Sainte-Beuve is so much a critic that he cannot help criticising by the way, or even sometimes perhaps a little out of the way. But it will be quite to our purpose if we admit here what Sainte-Beuve incidentally says of Lamartine:
[Bossuet] was early distinguished for surprising gifts of memory and of understanding. He knew Virgil by heart, as, a little later, he knew Homer. “Less easy to understand is it,” says M. de Lamartine, “how he was infatuated all his life with the Latin poet, Horace, spirit exquisite, but the reverse of spontaneous and natural, who strings his lyre with only the softest fibers of the heart; a careless voluptuary,” etc. M. de Lamartine, who has so well discerned the great features of the eloquence and of the talent of Bossuet, has studied a little too lightly his life, and he has here proposed to himself a difficulty which does not exist; there is nowhere mention made in fact of that inexplicable predilection of Bossuet for Horace, the least divine of all the poets. M. de Lamartine must have inadvertently read “Horace” instead of “Homer.” ... It was Fénelon (and not Bossuet) who read and relished Horace more than any other poet, who knew him by heart.... The great pagan preference of Bossuet (if one may use such an expression) was quite naturally for Homer; after him for Virgil; Horace, in his judgment and in his liking, came far behind them. But the book by eminence which gave early direction to the genius and to the entire career of Bossuet, and which dominated all within him, was the Bible; it is said that the first time he read it he was illuminated and transported by it. He had found in it the source whence his own genius was destined to flow, like one of the four great rivers in Genesis.

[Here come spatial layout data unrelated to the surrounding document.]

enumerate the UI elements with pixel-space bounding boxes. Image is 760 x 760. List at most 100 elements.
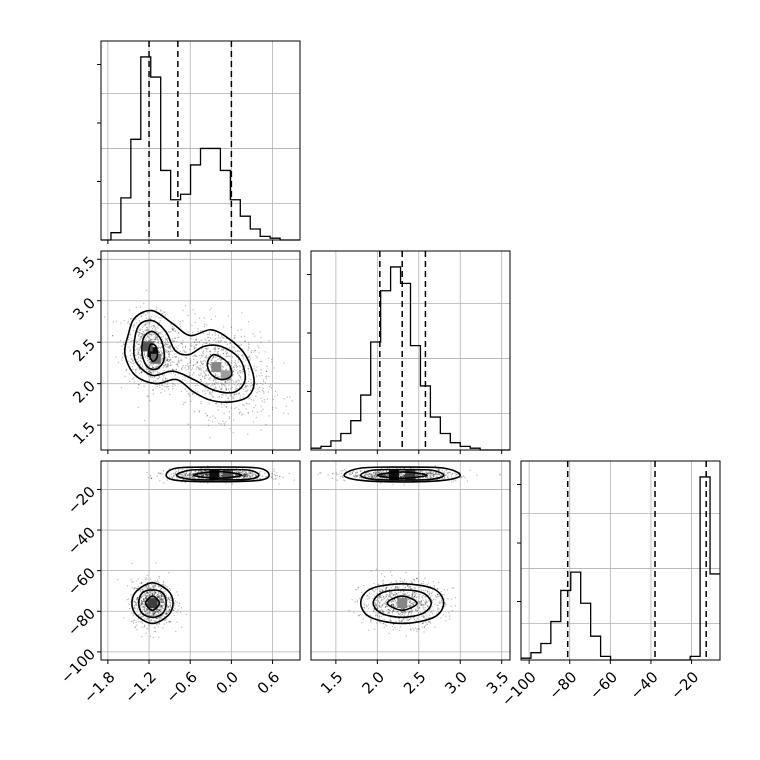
sample-point xyxy=(172,372,175,374)
sample-point xyxy=(180,358,182,360)
sample-point xyxy=(161,599,163,601)
sample-point xyxy=(436,593,439,596)
sample-point xyxy=(192,475,194,477)
sample-point xyxy=(133,608,135,610)
sample-point xyxy=(190,343,192,345)
sample-point xyxy=(244,383,246,385)
sample-point xyxy=(162,374,164,376)
sample-point xyxy=(221,348,223,350)
sample-point xyxy=(249,472,251,474)
sample-point xyxy=(158,351,160,353)
sample-point xyxy=(233,347,235,349)
sample-point xyxy=(276,474,278,477)
sample-point xyxy=(426,475,428,477)
sample-point xyxy=(162,596,164,598)
sample-point xyxy=(398,472,401,474)
sample-point xyxy=(151,614,153,617)
sample-point xyxy=(166,621,168,624)
sample-point xyxy=(139,614,141,616)
sample-point xyxy=(157,324,160,326)
sample-point xyxy=(396,586,399,588)
sample-point xyxy=(377,613,379,615)
sample-point xyxy=(255,375,258,377)
sample-point xyxy=(244,475,246,477)
sample-point xyxy=(245,402,248,404)
sample-point xyxy=(131,581,133,583)
sample-point xyxy=(173,614,175,616)
sample-point xyxy=(242,474,244,476)
sample-point xyxy=(170,597,172,599)
sample-point xyxy=(154,325,156,328)
sample-point xyxy=(440,597,442,599)
sample-point xyxy=(134,587,136,589)
sample-point xyxy=(434,603,436,605)
sample-point xyxy=(152,587,154,589)
sample-point xyxy=(208,402,210,404)
sample-points xyxy=(104,289,293,439)
sample-point xyxy=(206,347,208,350)
sample-point xyxy=(200,477,202,479)
sample-point xyxy=(199,378,202,381)
sample-point xyxy=(192,473,194,475)
sample-point xyxy=(149,578,152,580)
sample-point xyxy=(148,587,151,589)
sample-point xyxy=(373,472,375,474)
sample-point xyxy=(161,473,163,475)
sample-point xyxy=(222,420,224,422)
sample-point xyxy=(378,605,380,607)
sample-point xyxy=(254,382,256,384)
sample-point xyxy=(391,601,393,603)
sample-point xyxy=(400,476,402,478)
sample-point xyxy=(404,586,406,588)
sample-point xyxy=(426,475,428,477)
sample-point xyxy=(172,472,175,474)
sample-point xyxy=(149,593,152,596)
sample-point xyxy=(227,400,229,402)
sample-point xyxy=(420,470,423,473)
sample-point xyxy=(156,330,158,333)
sample-point xyxy=(163,597,165,599)
sample-point xyxy=(247,380,250,383)
sample-point xyxy=(396,611,398,613)
sample-point xyxy=(132,599,134,601)
sample-point xyxy=(112,335,114,337)
sample-point xyxy=(199,470,201,472)
sample-point xyxy=(143,615,145,617)
sample-point xyxy=(142,600,144,603)
sample-point xyxy=(163,369,165,372)
sample-point xyxy=(160,353,162,355)
sample-point xyxy=(164,382,166,385)
sample-point xyxy=(209,309,211,311)
sample-point xyxy=(221,475,223,477)
sample-point xyxy=(437,469,439,471)
sample-point xyxy=(203,326,206,328)
sample-point xyxy=(203,475,205,477)
sample-point xyxy=(242,474,245,476)
sample-point xyxy=(401,620,403,622)
sample-point xyxy=(169,359,171,362)
sample-point xyxy=(139,368,141,370)
sample-point xyxy=(160,587,162,590)
sample-point xyxy=(228,416,231,418)
sample-point xyxy=(225,385,227,387)
sample-point xyxy=(145,586,147,588)
sample-point xyxy=(185,364,187,366)
sample-point xyxy=(251,471,253,473)
sample-point xyxy=(395,607,397,609)
sample-point xyxy=(224,380,226,383)
sample-point xyxy=(242,367,244,369)
sample-point xyxy=(399,581,401,583)
sample-point xyxy=(233,395,235,397)
sample-point xyxy=(236,364,238,366)
sample-point xyxy=(235,389,237,391)
sample-point xyxy=(158,351,160,353)
sample-point xyxy=(123,341,125,343)
sample-point xyxy=(370,477,372,479)
sample-point xyxy=(181,474,183,476)
sample-point xyxy=(141,601,143,604)
sample-point xyxy=(187,423,189,425)
sample-point xyxy=(422,474,425,476)
sample-point xyxy=(444,474,446,476)
sample-point xyxy=(274,475,277,477)
sample-point xyxy=(190,345,192,347)
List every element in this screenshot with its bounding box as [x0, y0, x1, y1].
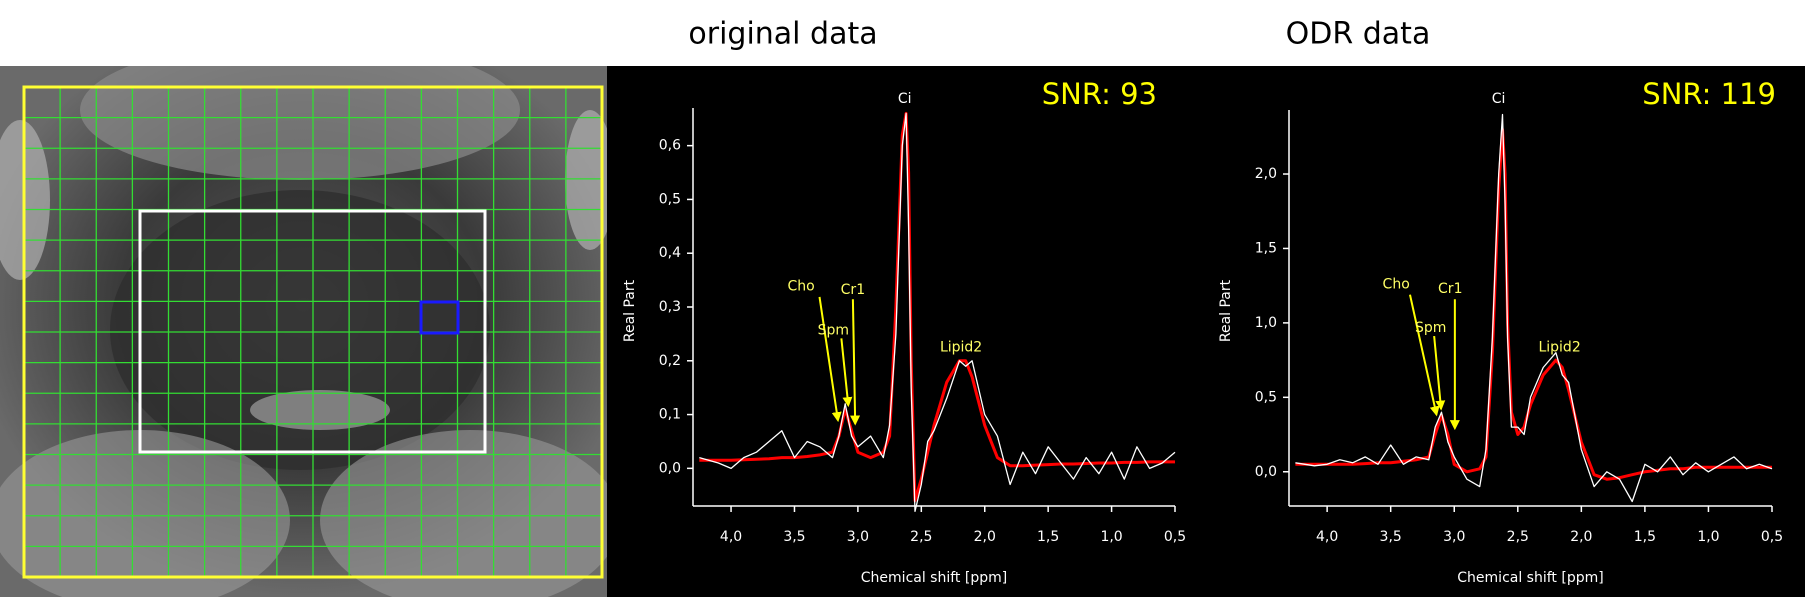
y-tick-label: 0,6	[659, 138, 681, 154]
x-tick-label: 0,5	[1761, 529, 1783, 545]
annotation-arrow	[850, 299, 861, 426]
annotation-arrow	[1433, 335, 1446, 411]
y-axis-label: Real Part	[622, 279, 638, 342]
y-axis-label: Real Part	[1218, 279, 1234, 342]
x-tick-label: 3,5	[783, 529, 805, 545]
peak-label: Cho	[787, 279, 814, 295]
y-tick-label: 0,5	[659, 191, 681, 207]
annotation-arrow	[818, 296, 842, 423]
annotation-arrow	[840, 338, 853, 408]
y-tick-label: 0,0	[1255, 464, 1277, 480]
chart-title: original data	[688, 17, 877, 52]
y-tick-label: 0,5	[1255, 389, 1277, 405]
peak-label: Spm	[1415, 320, 1446, 336]
spectrum-line	[1295, 113, 1773, 503]
mri-tissue	[80, 66, 520, 180]
peak-label: Cr1	[1438, 281, 1462, 297]
y-tick-label: 0,2	[659, 353, 681, 369]
y-tick-label: 0,0	[659, 460, 681, 476]
peak-label: Cr1	[841, 282, 865, 298]
x-axis-label: Chemical shift [ppm]	[1457, 570, 1603, 586]
peak-label: Ci	[1492, 91, 1506, 107]
x-tick-label: 4,0	[720, 529, 742, 545]
annotation-arrow	[1408, 294, 1440, 417]
y-tick-label: 1,5	[1255, 240, 1277, 256]
mri-tissue	[250, 390, 390, 430]
y-tick-label: 0,3	[659, 299, 681, 315]
x-tick-label: 1,0	[1100, 529, 1122, 545]
mri-tissue	[320, 430, 607, 597]
x-tick-label: 2,0	[1570, 529, 1592, 545]
x-tick-label: 3,5	[1380, 529, 1402, 545]
peak-label: Spm	[818, 322, 849, 338]
snr-label: SNR: 93	[1042, 77, 1157, 111]
snr-label: SNR: 119	[1642, 77, 1776, 111]
spectra-background	[607, 66, 1805, 597]
x-tick-label: 2,0	[974, 529, 996, 545]
spectrum-line	[699, 112, 1176, 513]
x-tick-label: 2,5	[1507, 529, 1529, 545]
y-tick-label: 1,0	[1255, 315, 1277, 331]
y-tick-label: 2,0	[1255, 166, 1277, 182]
mri-selected-voxel	[419, 300, 460, 335]
mri-image	[0, 66, 607, 597]
y-tick-label: 0,1	[659, 407, 681, 423]
x-tick-label: 1,0	[1697, 529, 1719, 545]
peak-label: Lipid2	[940, 340, 982, 356]
x-tick-label: 1,5	[1634, 529, 1656, 545]
x-tick-label: 3,0	[847, 529, 869, 545]
mri-grid	[24, 87, 602, 577]
mri-fov-box	[22, 85, 604, 579]
x-tick-label: 1,5	[1037, 529, 1059, 545]
chart-title: ODR data	[1286, 17, 1431, 52]
x-tick-label: 4,0	[1316, 529, 1338, 545]
peak-label: Lipid2	[1538, 340, 1580, 356]
header-band	[0, 0, 1805, 66]
mri-tissue	[0, 430, 290, 597]
peak-label: Cho	[1383, 276, 1410, 292]
x-tick-label: 3,0	[1443, 529, 1465, 545]
mri-tissue	[565, 110, 607, 250]
x-tick-label: 2,5	[910, 529, 932, 545]
x-tick-label: 0,5	[1164, 529, 1186, 545]
mri-voi-box	[138, 209, 487, 454]
y-tick-label: 0,4	[659, 245, 681, 261]
peak-label: Ci	[898, 91, 912, 107]
x-axis-label: Chemical shift [ppm]	[861, 570, 1007, 586]
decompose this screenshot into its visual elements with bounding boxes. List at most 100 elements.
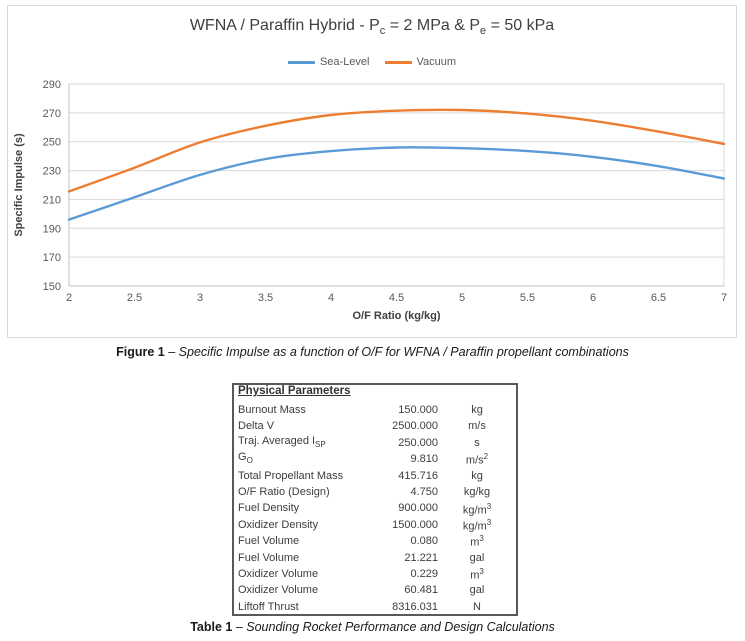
x-tick-label: 4.5 (389, 292, 404, 304)
table-row: GO 9.810 m/s2 (234, 451, 516, 467)
x-tick-label: 3.5 (258, 292, 273, 304)
parameter-unit: m3 (470, 534, 484, 549)
table-caption-text: – Sounding Rocket Performance and Design… (235, 620, 555, 634)
parameter-unit: kg (471, 469, 483, 482)
figure-caption-label: Figure 1 (116, 345, 165, 359)
parameter-unit: N (473, 600, 481, 613)
vacuum-line-swatch (384, 60, 412, 64)
y-tick-label: 150 (43, 281, 61, 293)
x-tick-label: 4 (328, 292, 334, 304)
parameter-name: Fuel Volume (238, 535, 300, 548)
legend-item-vacuum: Vacuum (384, 56, 457, 68)
table-caption-label: Table 1 (190, 620, 233, 634)
parameter-unit: gal (469, 584, 485, 597)
parameter-value: 4.750 (410, 485, 438, 498)
chart-title: WFNA / Paraffin Hybrid - Pc = 2 MPa & Pe… (8, 17, 736, 37)
parameter-name: Fuel Density (238, 502, 300, 515)
sea-level-line-swatch (287, 60, 315, 64)
y-tick-label: 270 (43, 108, 61, 120)
figure-caption: Figure 1 – Specific Impulse as a functio… (0, 345, 745, 359)
parameter-unit: m3 (470, 567, 484, 582)
chart-title-sub-e: e (480, 25, 487, 38)
parameters-table-body: Burnout Mass 150.000 kg Delta V 2500.000 m/s T… (234, 402, 516, 615)
y-tick-label: 290 (43, 79, 61, 91)
vacuum-series-line (67, 108, 726, 193)
parameter-value: 150.000 (398, 404, 438, 416)
parameter-value: 415.716 (398, 469, 438, 482)
parameter-value: 250.000 (398, 436, 438, 449)
parameter-value: 0.080 (410, 535, 438, 548)
sea-level-series-line (67, 146, 726, 221)
parameter-name: O/F Ratio (Design) (238, 485, 330, 498)
table-row: Fuel Volume 21.221 gal (234, 550, 516, 566)
parameter-name: Oxidizer Density (238, 518, 319, 531)
y-tick-label: 190 (43, 223, 61, 235)
figure-caption-text: – Specific Impulse as a function of O/F … (168, 345, 629, 359)
chart-title-text2: = 2 MPa & P (385, 17, 481, 34)
table-row: Oxidizer Volume 60.481 gal (234, 582, 516, 598)
y-axis-title: Specific Impulse (s) (13, 133, 25, 237)
chart-title-text3: = 50 kPa (486, 17, 555, 34)
chart-title-text: WFNA / Paraffin Hybrid - P (189, 17, 380, 34)
y-tick-label: 250 (43, 137, 61, 149)
parameter-name: Total Propellant Mass (238, 469, 344, 482)
parameter-unit: kg/kg (463, 485, 491, 498)
chart-title-sub-c: c (379, 25, 386, 38)
table-row: Oxidizer Volume 0.229 m3 (234, 566, 516, 582)
parameter-name: Burnout Mass (238, 404, 306, 416)
parameter-unit: kg (471, 404, 483, 416)
y-tick-label: 230 (43, 166, 61, 178)
parameter-name: Fuel Volume (238, 551, 300, 564)
parameter-unit: kg/m3 (462, 517, 492, 533)
x-tick-label: 2.5 (127, 292, 142, 304)
parameter-value: 21.221 (404, 551, 438, 564)
table-row: Burnout Mass 150.000 kg (234, 402, 516, 418)
parameter-value: 1500.000 (392, 518, 438, 531)
x-axis-title: O/F Ratio (kg/kg) (353, 310, 441, 322)
parameter-unit: s (474, 436, 480, 449)
x-tick-label: 5 (459, 292, 465, 304)
chart-legend: Sea-Level Vacuum (8, 56, 736, 68)
parameter-unit: kg/m3 (462, 501, 492, 517)
y-tick-label: 170 (43, 252, 61, 264)
x-tick-label: 5.5 (520, 292, 535, 304)
parameters-table: Physical Parameters Burnout Mass 150.000 k… (232, 383, 518, 616)
table-row: Fuel Volume 0.080 m3 (234, 533, 516, 549)
legend-label-sea-level: Sea-Level (319, 56, 370, 68)
table-row: Oxidizer Density 1500.000 kg/m3 (234, 517, 516, 533)
parameter-name: Traj. Averaged ISP (238, 434, 326, 449)
parameter-value: 9.810 (410, 453, 438, 466)
legend-item-sea-level: Sea-Level (287, 56, 370, 68)
parameter-value: 900.000 (398, 502, 438, 515)
isp-line-chart: WFNA / Paraffin Hybrid - Pc = 2 MPa & Pe… (7, 5, 737, 338)
x-tick-label: 2 (66, 292, 72, 304)
legend-label-vacuum: Vacuum (416, 56, 457, 68)
parameter-name: Oxidizer Volume (238, 567, 319, 580)
parameter-unit: gal (469, 551, 485, 564)
parameter-value: 8316.031 (392, 600, 438, 613)
parameter-name: Liftoff Thrust (238, 600, 299, 613)
parameter-value: 60.481 (404, 584, 438, 597)
parameter-name: Oxidizer Volume (238, 584, 319, 597)
parameter-name: GO (238, 451, 253, 466)
x-tick-label: 6 (590, 292, 596, 304)
x-tick-label: 7 (721, 292, 727, 304)
table-row: Traj. Averaged ISP 250.000 s (234, 435, 516, 451)
table-row: Delta V 2500.000 m/s (234, 418, 516, 434)
y-tick-label: 210 (43, 194, 61, 206)
table-row: Total Propellant Mass 415.716 kg (234, 468, 516, 484)
parameter-unit: m/s (468, 420, 486, 433)
table-row: O/F Ratio (Design) 4.750 kg/kg (234, 484, 516, 500)
table-caption: Table 1 – Sounding Rocket Performance an… (0, 620, 745, 634)
x-tick-label: 3 (197, 292, 203, 304)
table-row: Fuel Density 900.000 kg/m3 (234, 500, 516, 517)
parameter-name: Delta V (238, 420, 275, 433)
table-row: Liftoff Thrust 8316.031 N (234, 599, 516, 615)
parameter-value: 2500.000 (392, 420, 438, 433)
x-tick-label: 6.5 (651, 292, 666, 304)
parameters-table-header: Physical Parameters (238, 385, 351, 397)
plot-area: 290 270 250 230 210 190 170 150 2 2.5 3 3.5 4 4.5 5 5.5… (13, 79, 727, 322)
parameter-value: 0.229 (410, 567, 438, 580)
parameter-unit: m/s2 (465, 452, 489, 467)
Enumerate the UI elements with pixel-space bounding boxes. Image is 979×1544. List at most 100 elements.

Sainte-Beuve speaks of the relation of the Hotel de Rambouillet to the future great man:
The young Bossuet was conducted thither one evening to preach there an improvised sermon. In lending himself to these singular exercises and to these tournaments where his person and his gifts were challenged, treated as an intellectual virtuoso in the salons of the Hôtel de Rambouillet and the Hôtel de Nevers, it does not appear that Bossuet was in consequence subjected to the slightest charge of vanity, and there is no example of a precocious genius so praised, caressed by the world, and remaining so perfectly exempt from all self-love and from all coquetry.